Torres, ya llegando a nuestro destino, mencionó los asesinatos; el tema de conversación habitual en la ciudad por entonces, escandalizado porque me relacionaran de algún modo con ellos.
—Supongo que toda esta gente está sufriendo mucho con los crímenes y liberan su rabia con arrebatos de desesperación como el de hoy. Rezo porque pronto cojan al autor, y lamento que se viera atrapado en medio.
—Mmmm... mmmataron a tres p... putas. Lll... las rajaron y...

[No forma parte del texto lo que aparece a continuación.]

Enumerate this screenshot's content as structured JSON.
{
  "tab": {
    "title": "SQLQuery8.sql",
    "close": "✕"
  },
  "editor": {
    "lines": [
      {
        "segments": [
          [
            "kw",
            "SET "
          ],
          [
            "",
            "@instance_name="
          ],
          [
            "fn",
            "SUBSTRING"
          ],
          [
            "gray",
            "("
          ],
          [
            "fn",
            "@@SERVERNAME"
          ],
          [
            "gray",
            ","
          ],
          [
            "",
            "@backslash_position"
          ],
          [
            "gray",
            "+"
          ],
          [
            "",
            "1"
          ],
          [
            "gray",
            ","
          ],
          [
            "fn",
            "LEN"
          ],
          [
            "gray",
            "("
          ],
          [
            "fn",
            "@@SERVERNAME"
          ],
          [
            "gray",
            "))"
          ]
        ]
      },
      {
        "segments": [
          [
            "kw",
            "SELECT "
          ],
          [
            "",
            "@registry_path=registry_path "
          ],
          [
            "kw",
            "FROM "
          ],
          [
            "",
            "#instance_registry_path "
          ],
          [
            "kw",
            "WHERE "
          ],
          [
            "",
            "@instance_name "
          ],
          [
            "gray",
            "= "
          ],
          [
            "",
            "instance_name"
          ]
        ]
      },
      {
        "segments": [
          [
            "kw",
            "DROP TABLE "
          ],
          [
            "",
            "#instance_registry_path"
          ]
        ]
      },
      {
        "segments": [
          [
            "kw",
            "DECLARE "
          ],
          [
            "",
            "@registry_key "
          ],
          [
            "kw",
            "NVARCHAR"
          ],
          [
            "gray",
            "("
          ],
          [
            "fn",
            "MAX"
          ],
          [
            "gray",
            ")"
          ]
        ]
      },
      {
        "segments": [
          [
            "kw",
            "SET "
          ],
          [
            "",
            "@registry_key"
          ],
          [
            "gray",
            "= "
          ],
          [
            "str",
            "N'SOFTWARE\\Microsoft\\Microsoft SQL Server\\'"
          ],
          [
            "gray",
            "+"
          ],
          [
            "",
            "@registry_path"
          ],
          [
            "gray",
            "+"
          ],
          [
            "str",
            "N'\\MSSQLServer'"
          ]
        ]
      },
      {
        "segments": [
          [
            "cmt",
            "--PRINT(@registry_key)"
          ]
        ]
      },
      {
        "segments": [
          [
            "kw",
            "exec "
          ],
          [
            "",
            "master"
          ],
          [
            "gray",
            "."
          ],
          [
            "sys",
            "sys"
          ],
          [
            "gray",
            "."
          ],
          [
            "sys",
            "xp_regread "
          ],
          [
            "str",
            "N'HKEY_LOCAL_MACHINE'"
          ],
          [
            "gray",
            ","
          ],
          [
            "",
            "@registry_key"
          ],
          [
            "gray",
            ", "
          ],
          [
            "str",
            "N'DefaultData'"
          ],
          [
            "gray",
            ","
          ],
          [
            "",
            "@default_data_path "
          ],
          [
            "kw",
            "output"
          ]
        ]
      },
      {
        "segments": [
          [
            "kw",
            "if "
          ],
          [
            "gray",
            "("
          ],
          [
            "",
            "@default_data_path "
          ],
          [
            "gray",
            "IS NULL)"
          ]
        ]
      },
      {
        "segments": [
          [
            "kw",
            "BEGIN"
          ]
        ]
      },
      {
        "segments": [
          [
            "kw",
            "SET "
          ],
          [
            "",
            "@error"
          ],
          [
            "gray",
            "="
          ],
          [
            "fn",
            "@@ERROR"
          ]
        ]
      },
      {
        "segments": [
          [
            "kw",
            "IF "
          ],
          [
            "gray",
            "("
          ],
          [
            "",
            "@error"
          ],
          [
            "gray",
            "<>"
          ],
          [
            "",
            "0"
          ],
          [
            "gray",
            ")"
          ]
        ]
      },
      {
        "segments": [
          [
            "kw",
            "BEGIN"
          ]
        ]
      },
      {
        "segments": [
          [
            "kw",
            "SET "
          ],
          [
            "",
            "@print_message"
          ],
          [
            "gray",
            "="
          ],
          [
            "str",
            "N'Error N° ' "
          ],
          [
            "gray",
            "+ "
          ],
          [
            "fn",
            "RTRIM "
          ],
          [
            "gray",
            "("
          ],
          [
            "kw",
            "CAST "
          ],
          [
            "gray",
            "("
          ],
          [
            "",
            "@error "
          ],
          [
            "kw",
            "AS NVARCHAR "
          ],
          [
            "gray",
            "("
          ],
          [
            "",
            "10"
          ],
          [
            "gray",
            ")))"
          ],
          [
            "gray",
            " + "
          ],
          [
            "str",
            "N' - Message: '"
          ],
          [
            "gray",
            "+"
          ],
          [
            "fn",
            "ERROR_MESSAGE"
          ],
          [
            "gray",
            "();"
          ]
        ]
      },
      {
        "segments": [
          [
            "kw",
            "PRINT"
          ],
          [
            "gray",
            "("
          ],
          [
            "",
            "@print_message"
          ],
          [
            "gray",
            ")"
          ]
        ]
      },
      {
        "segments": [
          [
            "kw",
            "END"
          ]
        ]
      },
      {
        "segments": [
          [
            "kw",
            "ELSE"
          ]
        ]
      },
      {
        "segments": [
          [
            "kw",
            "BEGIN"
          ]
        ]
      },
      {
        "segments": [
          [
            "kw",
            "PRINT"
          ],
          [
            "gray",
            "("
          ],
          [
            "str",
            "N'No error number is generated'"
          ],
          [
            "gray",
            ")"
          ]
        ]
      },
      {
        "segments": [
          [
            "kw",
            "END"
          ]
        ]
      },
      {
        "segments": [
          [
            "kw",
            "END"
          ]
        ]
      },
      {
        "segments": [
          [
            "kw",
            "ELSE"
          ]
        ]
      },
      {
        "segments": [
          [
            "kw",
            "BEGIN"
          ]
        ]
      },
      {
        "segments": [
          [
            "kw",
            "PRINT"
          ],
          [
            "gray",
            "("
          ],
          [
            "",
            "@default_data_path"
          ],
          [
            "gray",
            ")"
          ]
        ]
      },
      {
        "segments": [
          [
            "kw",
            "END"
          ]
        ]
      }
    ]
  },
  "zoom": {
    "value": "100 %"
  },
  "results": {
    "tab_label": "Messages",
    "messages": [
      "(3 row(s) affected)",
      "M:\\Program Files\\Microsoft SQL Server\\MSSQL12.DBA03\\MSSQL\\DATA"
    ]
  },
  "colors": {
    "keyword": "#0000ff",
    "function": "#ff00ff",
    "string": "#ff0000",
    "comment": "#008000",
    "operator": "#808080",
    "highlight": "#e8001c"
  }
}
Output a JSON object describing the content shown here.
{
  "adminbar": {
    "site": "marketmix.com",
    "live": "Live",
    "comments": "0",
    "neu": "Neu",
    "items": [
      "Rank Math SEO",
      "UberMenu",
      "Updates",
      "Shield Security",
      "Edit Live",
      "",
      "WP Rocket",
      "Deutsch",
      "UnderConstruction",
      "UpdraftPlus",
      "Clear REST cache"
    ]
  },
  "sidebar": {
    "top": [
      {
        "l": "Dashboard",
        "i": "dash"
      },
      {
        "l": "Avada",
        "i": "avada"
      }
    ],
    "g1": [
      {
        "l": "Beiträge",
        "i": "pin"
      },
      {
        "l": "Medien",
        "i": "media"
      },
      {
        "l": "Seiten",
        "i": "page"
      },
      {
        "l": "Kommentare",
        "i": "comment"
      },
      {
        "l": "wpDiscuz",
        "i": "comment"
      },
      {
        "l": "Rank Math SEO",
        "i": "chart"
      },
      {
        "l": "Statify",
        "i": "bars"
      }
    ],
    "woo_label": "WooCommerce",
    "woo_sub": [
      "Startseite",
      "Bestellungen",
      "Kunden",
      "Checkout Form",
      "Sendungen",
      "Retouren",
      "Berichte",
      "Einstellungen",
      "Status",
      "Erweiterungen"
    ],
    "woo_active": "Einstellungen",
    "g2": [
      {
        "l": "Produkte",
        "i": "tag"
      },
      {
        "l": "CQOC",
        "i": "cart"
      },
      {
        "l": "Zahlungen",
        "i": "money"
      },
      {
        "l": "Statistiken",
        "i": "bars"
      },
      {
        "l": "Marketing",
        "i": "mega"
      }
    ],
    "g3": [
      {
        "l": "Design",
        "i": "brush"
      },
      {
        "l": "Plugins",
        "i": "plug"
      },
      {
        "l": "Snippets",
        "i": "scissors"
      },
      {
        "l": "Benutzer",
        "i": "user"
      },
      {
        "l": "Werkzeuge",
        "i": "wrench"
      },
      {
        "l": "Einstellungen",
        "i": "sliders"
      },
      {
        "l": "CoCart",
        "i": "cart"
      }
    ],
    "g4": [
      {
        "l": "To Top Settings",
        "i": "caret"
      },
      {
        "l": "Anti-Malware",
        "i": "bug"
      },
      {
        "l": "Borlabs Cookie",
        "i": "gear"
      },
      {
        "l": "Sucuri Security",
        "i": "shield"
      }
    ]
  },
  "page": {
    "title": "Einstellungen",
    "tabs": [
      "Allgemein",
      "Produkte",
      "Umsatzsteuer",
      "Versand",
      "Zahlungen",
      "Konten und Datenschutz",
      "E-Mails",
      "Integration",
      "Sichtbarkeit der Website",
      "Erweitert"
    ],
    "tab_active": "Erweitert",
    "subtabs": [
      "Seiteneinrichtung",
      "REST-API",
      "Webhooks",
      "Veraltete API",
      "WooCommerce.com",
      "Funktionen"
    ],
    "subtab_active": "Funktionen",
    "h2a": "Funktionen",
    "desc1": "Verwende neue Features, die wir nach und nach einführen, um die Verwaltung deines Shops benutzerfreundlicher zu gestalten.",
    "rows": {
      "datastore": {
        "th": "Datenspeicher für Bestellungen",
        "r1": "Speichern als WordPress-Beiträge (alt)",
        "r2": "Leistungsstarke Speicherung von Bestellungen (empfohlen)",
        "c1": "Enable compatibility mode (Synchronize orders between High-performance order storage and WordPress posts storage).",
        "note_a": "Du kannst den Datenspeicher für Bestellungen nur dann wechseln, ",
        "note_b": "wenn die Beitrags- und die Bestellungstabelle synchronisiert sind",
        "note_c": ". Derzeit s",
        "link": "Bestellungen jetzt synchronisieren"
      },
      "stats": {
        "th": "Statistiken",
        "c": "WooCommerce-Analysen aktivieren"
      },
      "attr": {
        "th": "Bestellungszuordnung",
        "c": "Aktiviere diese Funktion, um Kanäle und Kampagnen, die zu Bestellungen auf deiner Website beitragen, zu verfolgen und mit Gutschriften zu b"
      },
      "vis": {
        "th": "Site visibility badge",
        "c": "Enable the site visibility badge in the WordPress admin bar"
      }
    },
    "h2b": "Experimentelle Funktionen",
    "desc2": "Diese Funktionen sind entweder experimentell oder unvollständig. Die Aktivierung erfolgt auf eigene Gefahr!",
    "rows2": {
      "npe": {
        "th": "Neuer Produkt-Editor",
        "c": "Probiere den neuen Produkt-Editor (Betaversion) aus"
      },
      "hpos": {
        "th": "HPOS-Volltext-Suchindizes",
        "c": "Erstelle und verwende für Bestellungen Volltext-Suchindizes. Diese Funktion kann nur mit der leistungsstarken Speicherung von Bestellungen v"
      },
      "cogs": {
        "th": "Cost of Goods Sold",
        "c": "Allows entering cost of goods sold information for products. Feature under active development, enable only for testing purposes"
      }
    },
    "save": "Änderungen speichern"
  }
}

—Terrible —dijo ya bajando del coche—. Parece que no hay límites para la crueldad del hombre. No mostró por ningún momento interés de verdad en los crímenes, no como yo. Saludó con cordialidad a su patrona, la señora Arias, que nos recibía bajo el pequeño soportal que coronaba la entrada de su casa. Una mujer sencilla y agradable que, pese a su apellido, era inglesa. Joven viuda de un marino español, chapurreaba con soltura el idioma de su difunto, y por tanto su casa era idónea para acoger a paisanos de Torres. Siendo además un acomodo agradable y limpio, con comodidades más que satisfactorias, incluso disponía de teléfono, la embajada solía utilizarlo para albergar a algún visitante que no deseara derrochar en hoteles mucho más caros, y con no tan buen servicio. Como no, la buena señora torció el gesto al mirarme, y no apartó la vista de mí hasta llegar a la habitación.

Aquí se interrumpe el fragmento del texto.